Two most impoant tests to be done in a comatose patient with blood glucose of 750 mg/dl will be –
**Core Concept**
A comatose patient with hyperglycemia (blood glucose of 750 mg/dl) requires immediate assessment of renal function and potential complications, as high glucose levels can lead to osmotic diuresis, dehydration, and acute kidney injury.
**Why the Correct Answer is Right**
The two most critical tests in this scenario are serum creatinine (Sr. creatinine) and urine output. Elevation in serum creatinine indicates impaired renal function, which is a common complication of hyperglycemia-induced osmotic diuresis. Monitoring urine output helps assess the effectiveness of fluid management and potential need for renal replacement therapy. These tests provide essential information for guiding fluid resuscitation, correcting electrolyte imbalances, and preventing further kidney damage.
**Why Each Wrong Option is Incorrect**
**Option B:** Serum sodium is crucial in managing comatose patients, but it's not the primary concern in this scenario. Hyperglycemia-induced osmotic diuresis can lead to hypernatremia, but the immediate focus is on assessing renal function and fluid status.
**Option C:** CSF examination is not directly relevant to the management of comatose patients with hyperglycemia. Although it may be indicated in cases of suspected CNS infection or trauma, it's not the top priority in this scenario.

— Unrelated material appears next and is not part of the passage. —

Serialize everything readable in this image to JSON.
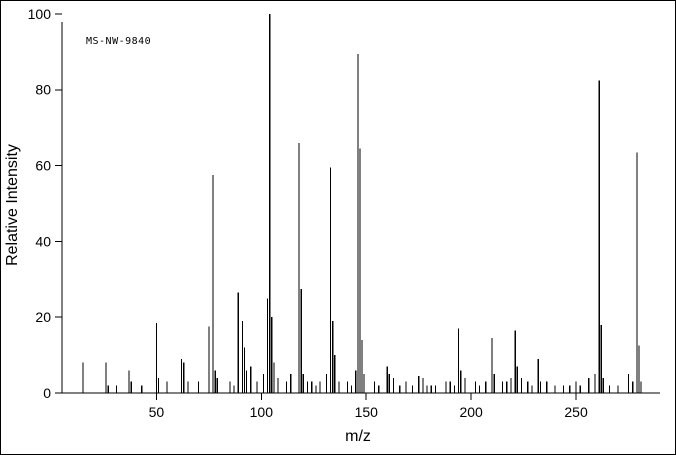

**Option D:** Blood pH is essential in assessing the severity of diabetic ketoacidosis (DKA) or other metabolic disturbances, but it's not the most critical test in this scenario. The primary concern is assessing renal function and fluid status.
**Clinical Pearl / High-Yield Fact**
In comatose patients with hyperglycemia, it's essential to remember that the glucose level is not just a number; it's a marker of potential complications. Always consider the patient's fluid status, renal function, and potential electrolyte imbalances when managing hyperglycemia.